Imprimer un cœur en 3D, une première mondiale

Une équipe de chercheurs conduite par le professeur Tal Dvir a présenté en début de matinée à Tel Aviv, capitale de l’État d’Israël le prototype d’un cœur 100 % conçu de manière artificielle à partir des tissus et cellules d’un patient.

La grosse particularité de ce cœur est qu’il est viable, puisque pourvu d’une vascularisation. Ce qui représente une avancée majeure dans la prise en charge des maladies cardiaques en phase terminale.

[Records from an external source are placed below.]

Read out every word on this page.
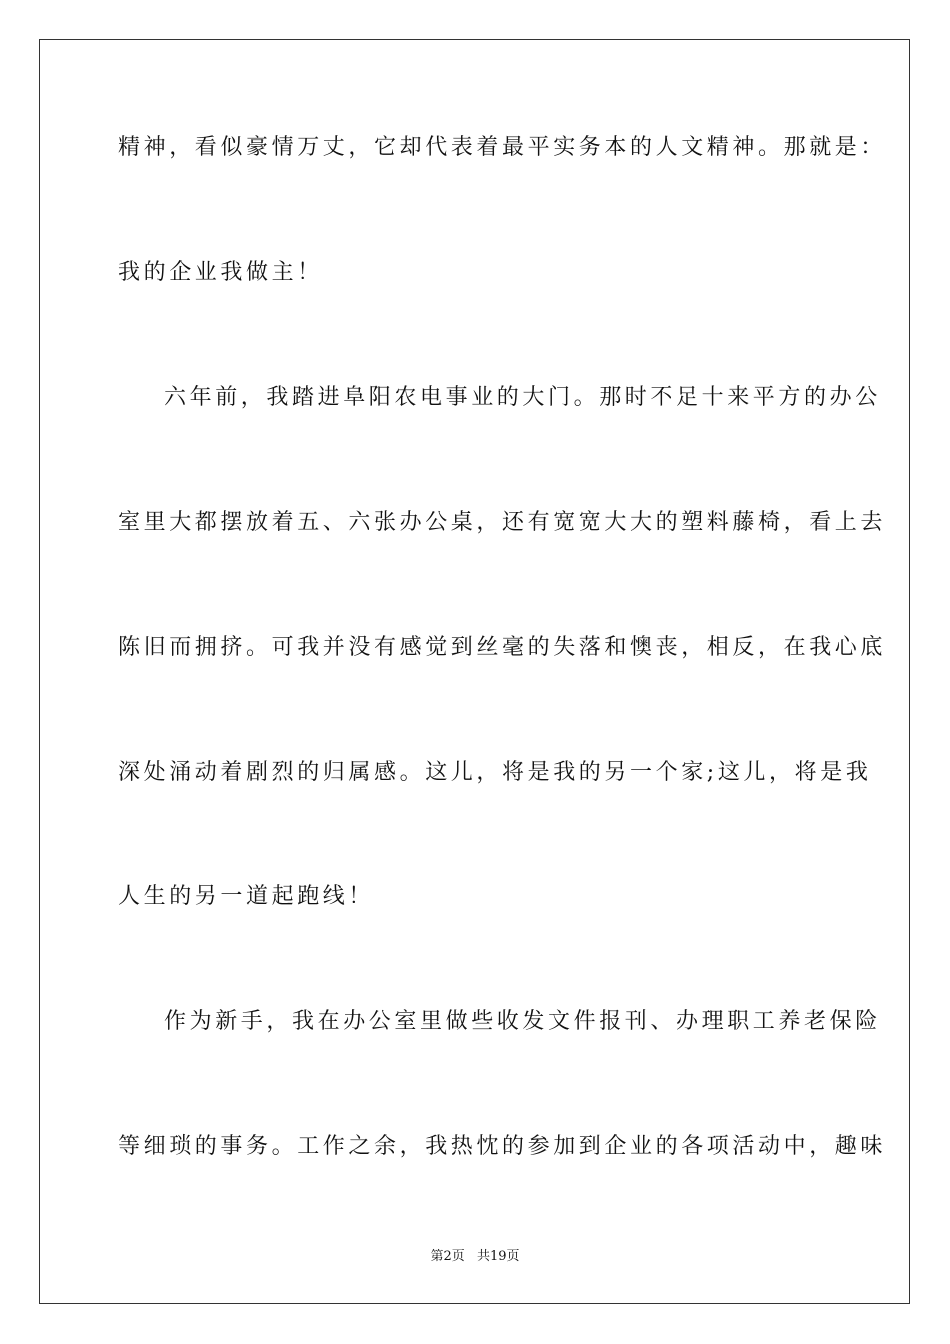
精神，看似豪情万丈，它却代表着最平实务本的人文精神。那就是：
我的企业我做主！
六年前，我踏进阜阳农电事业的大门。那时不足十来平方的办公
室里大都摆放着五、六张办公桌，还有宽宽大大的塑料藤椅，看上去
陈旧而拥挤。可我并没有感觉到丝毫的失落和懊丧，相反，在我心底
深处涌动着剧烈的归属感。这儿，将是我的另一个家;这儿，将是我
人生的另一道起跑线！
作为新手，我在办公室里做些收发文件报刊、办理职工养老保险
等细琐的事务。工作之余，我热忱的参加到企业的各项活动中，趣味
第2页 共19页
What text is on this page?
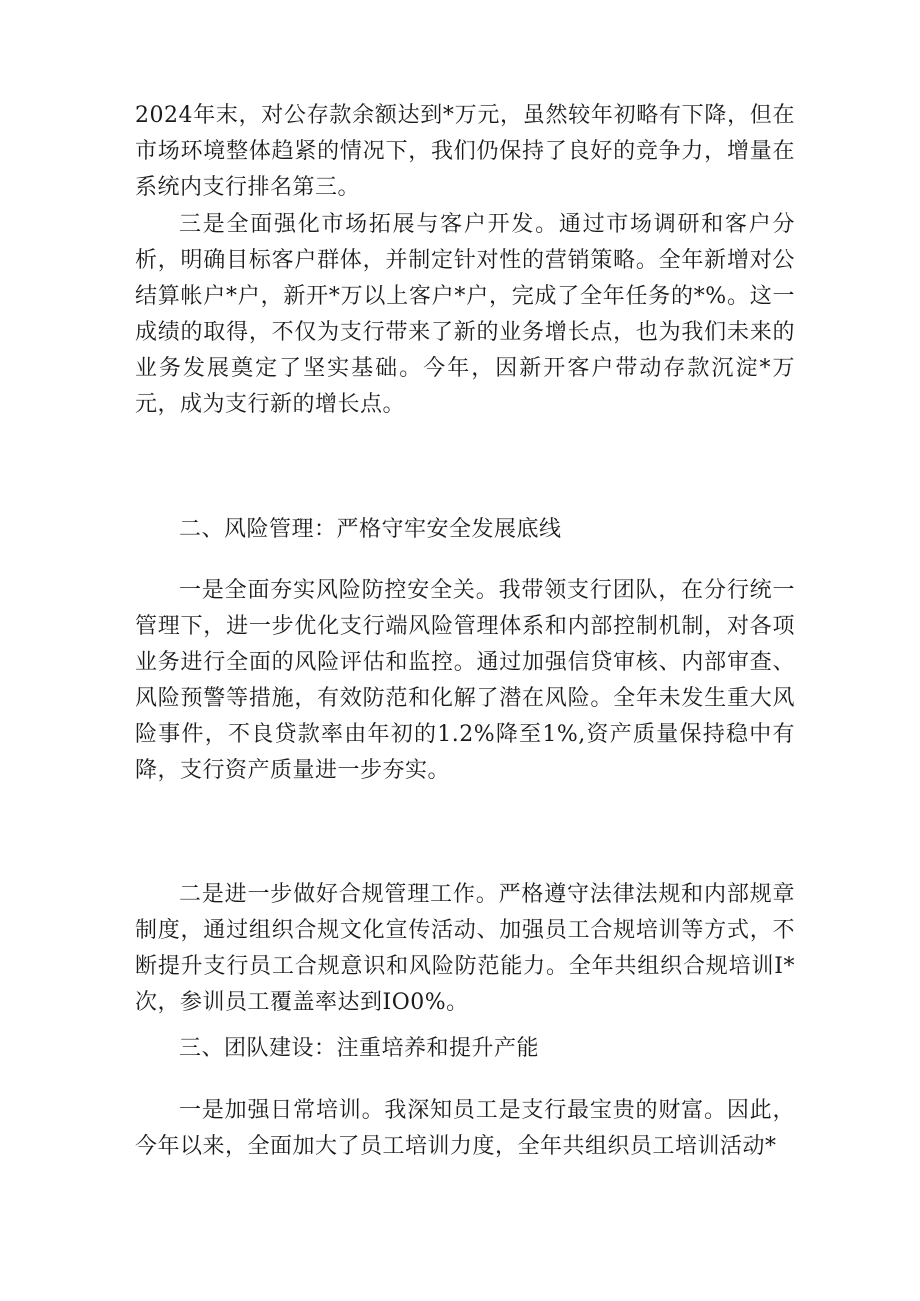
2024年末，对公存款余额达到*万元，虽然较年初略有下降，但在市场环境整体趋紧的情况下，我们仍保持了良好的竞争力，增量在系统内支行排名第三。

三是全面强化市场拓展与客户开发。通过市场调研和客户分析，明确目标客户群体，并制定针对性的营销策略。全年新增对公结算帐户*户，新开*万以上客户*户，完成了全年任务的*%。这一成绩的取得，不仅为支行带来了新的业务增长点，也为我们未来的业务发展奠定了坚实基础。今年，因新开客户带动存款沉淀*万元，成为支行新的增长点。

二、风险管理：严格守牢安全发展底线

一是全面夯实风险防控安全关。我带领支行团队，在分行统一管理下，进一步优化支行端风险管理体系和内部控制机制，对各项业务进行全面的风险评估和监控。通过加强信贷审核、内部审查、风险预警等措施，有效防范和化解了潜在风险。全年未发生重大风险事件，不良贷款率由年初的1.2%降至1%,资产质量保持稳中有降，支行资产质量进一步夯实。

二是进一步做好合规管理工作。严格遵守法律法规和内部规章制度，通过组织合规文化宣传活动、加强员工合规培训等方式，不断提升支行员工合规意识和风险防范能力。全年共组织合规培训I*次，参训员工覆盖率达到IO0%。

三、团队建设：注重培养和提升产能

一是加强日常培训。我深知员工是支行最宝贵的财富。因此，今年以来，全面加大了员工培训力度，全年共组织员工培训活动*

La démonstration a stupéfait plus d’un spectateur dans la salle de conférence où elle fut conduite. Les chercheurs à l’origine de cette prouesse ont en effet présenté un cœur inerte. Celui-ci une fois plongé dans un liquide, s’est mis à battre quelques instants plus tard. Si le cœur imprimé en 3D n’est pas une révolution, c’est le fait que celui de Tel Aviv puisse d’une part pomper du sang et d’autre part soit issu d’un processus d’auto-impression (à partir des cellules du même patient) qui le rend unique.

Les transplantations hélas pas pour demain

L’espoir suscité par la démonstration des chercheurs israéliens n’a été que de courte durée. En effet, leur cœur imprimé en 3D ne fait que la taille d’une cerise. Il est donc loin de pouvoir servir à remplacer un cœur endommagé chez un patient via la transplantation.

Toutefois, l’approche prometteuse exposée par ces derniers laisse supposer que l’avènement des transplantations d’organes neufs n’est plus utopique.